The squared off design and glossy black chassis scream entertainment center. Microsoft isn’t playing for a position in your games cabinet, the Xbox One is just as much about consuming media as it is about playing games.
In its presentation Microsoft kept referencing how the world has changed. Smartphones, tablets, even internet connectivity are very different today than they were when the Xbox 360 launched in 2005. It’s what Microsoft didn’t mention that really seems to have played a role in its decision making behind the One: many critics didn’t see hope for another generation of high-end game consoles.

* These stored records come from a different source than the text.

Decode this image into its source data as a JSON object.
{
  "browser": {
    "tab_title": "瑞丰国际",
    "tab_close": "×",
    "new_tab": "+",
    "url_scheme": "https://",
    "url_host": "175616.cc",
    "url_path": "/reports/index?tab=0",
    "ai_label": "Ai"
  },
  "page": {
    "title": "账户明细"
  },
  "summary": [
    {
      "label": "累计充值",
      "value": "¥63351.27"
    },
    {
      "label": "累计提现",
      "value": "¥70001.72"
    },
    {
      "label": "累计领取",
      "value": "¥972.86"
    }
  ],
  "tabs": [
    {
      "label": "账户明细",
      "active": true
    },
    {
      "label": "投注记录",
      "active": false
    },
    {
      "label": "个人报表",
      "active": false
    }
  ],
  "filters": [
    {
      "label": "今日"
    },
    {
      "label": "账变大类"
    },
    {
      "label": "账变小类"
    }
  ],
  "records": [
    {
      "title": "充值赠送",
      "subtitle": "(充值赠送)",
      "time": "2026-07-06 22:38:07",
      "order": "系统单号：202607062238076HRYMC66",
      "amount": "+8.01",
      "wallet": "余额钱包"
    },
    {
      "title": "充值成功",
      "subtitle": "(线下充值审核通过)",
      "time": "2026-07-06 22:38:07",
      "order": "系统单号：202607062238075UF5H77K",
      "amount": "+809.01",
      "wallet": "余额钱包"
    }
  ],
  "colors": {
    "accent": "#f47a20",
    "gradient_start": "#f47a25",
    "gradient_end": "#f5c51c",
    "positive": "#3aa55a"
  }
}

With so much of today focused on mobile, free to play and casual gaming on smartphones and tablets – would anyone even buy a next-generation console? For much of the past couple of years I’ve been going around meetings saying that before consolidation comes great expansion. I’ve been saying this about a number of markets, but I believe the phrase is very applicable to gaming. Casual gaming, the advent of free to play and even the current mobile revolution won’t do anything to the demand for high-end consoles today or in the near term – they simply expand the market for gamers. Eventually those types of games and gaming platforms will grow to the point where they start competing with one another and then the big console players might have an issue to worry about, but I suspect that’s still some time away. The depth offered by big gaming titles remains unmatched elsewhere. You can argue that many games are priced too high, but the Halo, BioShock, Mass Effect, CoD experience still drives a considerable portion of the market.

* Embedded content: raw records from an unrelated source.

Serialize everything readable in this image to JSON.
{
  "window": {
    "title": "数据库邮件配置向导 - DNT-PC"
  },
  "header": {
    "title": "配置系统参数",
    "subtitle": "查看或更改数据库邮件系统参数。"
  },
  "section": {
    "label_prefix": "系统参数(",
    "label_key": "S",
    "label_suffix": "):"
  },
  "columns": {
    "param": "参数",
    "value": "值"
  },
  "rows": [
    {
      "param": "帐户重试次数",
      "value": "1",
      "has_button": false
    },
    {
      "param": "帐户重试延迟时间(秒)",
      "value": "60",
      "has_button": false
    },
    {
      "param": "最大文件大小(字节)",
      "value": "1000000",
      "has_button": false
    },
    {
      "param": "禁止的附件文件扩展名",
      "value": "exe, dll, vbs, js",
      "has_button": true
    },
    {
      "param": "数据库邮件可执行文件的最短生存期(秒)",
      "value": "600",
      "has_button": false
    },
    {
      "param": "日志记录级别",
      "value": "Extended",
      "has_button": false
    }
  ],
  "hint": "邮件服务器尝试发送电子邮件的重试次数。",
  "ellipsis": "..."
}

The fact that this debate is happening however has to have impacted Microsoft. Simply building a better Xbox 360 wasn’t going to guarantee success, and I suspect there were not insignificant numbers within the company who felt that even making the Xbox One as much of a gaming machine as it is would be a mistake. What resulted was a subtle pivot in strategy.
The Battle for the TV
Last year you couldn’t throw a stone without hitting a rumor of Apple getting into the TV business. As of yet those rumors haven’t gone anywhere other than to point to continued investment in the Apple TV. Go back even further and Google had its own TV aspirations, although met with far less success. More recently, Intel threw its hat into the ring. I don’t know for sure how things have changed with the new CEO, but as far as I can tell he’s a rational man and things should proceed with Intel Media’s plans for an IPTV service. All of this is a round about way of saying that TV is clearly important and viewed by many as one of the next ecosystem battles in tech.
Combine the fact that TV is important, with the fact that the Xbox 360 has evolved into a Netflix box for many, add a dash of uncertainty for the future of high end gaming consoles and you end up with the formula behind the Xbox One. If the future doesn’t look bright for high-end gaming consoles, turning the Xbox into something much more than that will hopefully guarantee its presence in the living room. At least that’s what I suspect Microsoft’s thinking was going into the Xbox One. With that in mind, everything about the One makes a lot of sense.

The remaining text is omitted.